Our results indicate that the p53-mediated G₁ arrest after centrosome loss is not due to any previously described signaling mechanism. Instead, centrosome loss resembles the effect of chemically blocking the interaction between p53 and MDM2, the E3 ubiquitin ligase that targets p53 for degradation (31). Both centrosome loss and treatment with the Mdm2 inhibitor R7112 raised p53 levels without genotoxic stress and led to increased MDM2 and decreased MDM4 levels (Fig. 4F). However, whereas R7112 washout led to resumption of proliferation, centrinone washout did not (Fig. 4G), even though arrested cells remained viable for >3 weeks. This difference could result from centrosomes being necessary to suppress p53 levels and new centriole assembly requiring S-phase entry. Effectively, this would trap centrosome-less G₁-arrested cells in a “Catch-22” situation—unable to reduce p53 levels and enter S-phase because they lack centrosomes and, at the same time, unable to form new centrosomes because they cannot enter S-phase.
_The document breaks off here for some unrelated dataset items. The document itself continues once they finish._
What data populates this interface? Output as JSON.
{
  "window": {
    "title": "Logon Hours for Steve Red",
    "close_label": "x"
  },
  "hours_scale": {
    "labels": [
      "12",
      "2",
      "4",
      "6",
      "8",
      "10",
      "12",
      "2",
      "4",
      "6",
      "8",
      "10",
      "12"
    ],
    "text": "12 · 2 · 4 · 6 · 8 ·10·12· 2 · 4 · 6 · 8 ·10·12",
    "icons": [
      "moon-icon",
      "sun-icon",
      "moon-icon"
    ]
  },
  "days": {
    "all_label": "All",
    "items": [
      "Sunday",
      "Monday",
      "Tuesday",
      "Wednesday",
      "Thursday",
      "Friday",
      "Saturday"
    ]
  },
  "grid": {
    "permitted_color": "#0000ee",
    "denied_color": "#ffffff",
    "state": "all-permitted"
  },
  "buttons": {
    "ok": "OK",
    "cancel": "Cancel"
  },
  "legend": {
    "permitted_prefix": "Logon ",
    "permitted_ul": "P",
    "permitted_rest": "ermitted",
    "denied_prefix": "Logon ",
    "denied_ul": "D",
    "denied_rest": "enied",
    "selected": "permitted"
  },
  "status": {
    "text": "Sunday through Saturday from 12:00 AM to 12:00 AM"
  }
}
In summary, the Plk4 inhibitor centrinone permits reversible knockout of centrioles and centrosomes and may prove broadly useful for analysis of these organelles. Centrinone treatment revealed that centrosomes are essential for the proliferation of normal human cells, settling a long debate and highlighting an important difference from Drosophila (32). In their absence, a centrosome loss sensor arrests cells in G₁ in a p53-dependent manner distinct from previously described signaling mechanisms. In addition to preventing the proliferation of centrosome-less cells, the centrosome loss sensor may also serve a physiological function. As centrosome inactivation is coincident with differentiation in many contexts (33–35), we speculate that it may not only be important to form specialized micro- tubule arrays, but may also function as a barrier restricting cell cycle reentry. Cancer-derived cell lines, irrespective of their basal amplification state, continue to proliferate without centrosomes, albeit with substantially reduced mitotic fidelity. The differential effect of centrosome removal on normal cells and cells with cancer-associated mutations suggests the possibility of combining centrosome depletion with other perturbations to selectively target dividing cancer cells.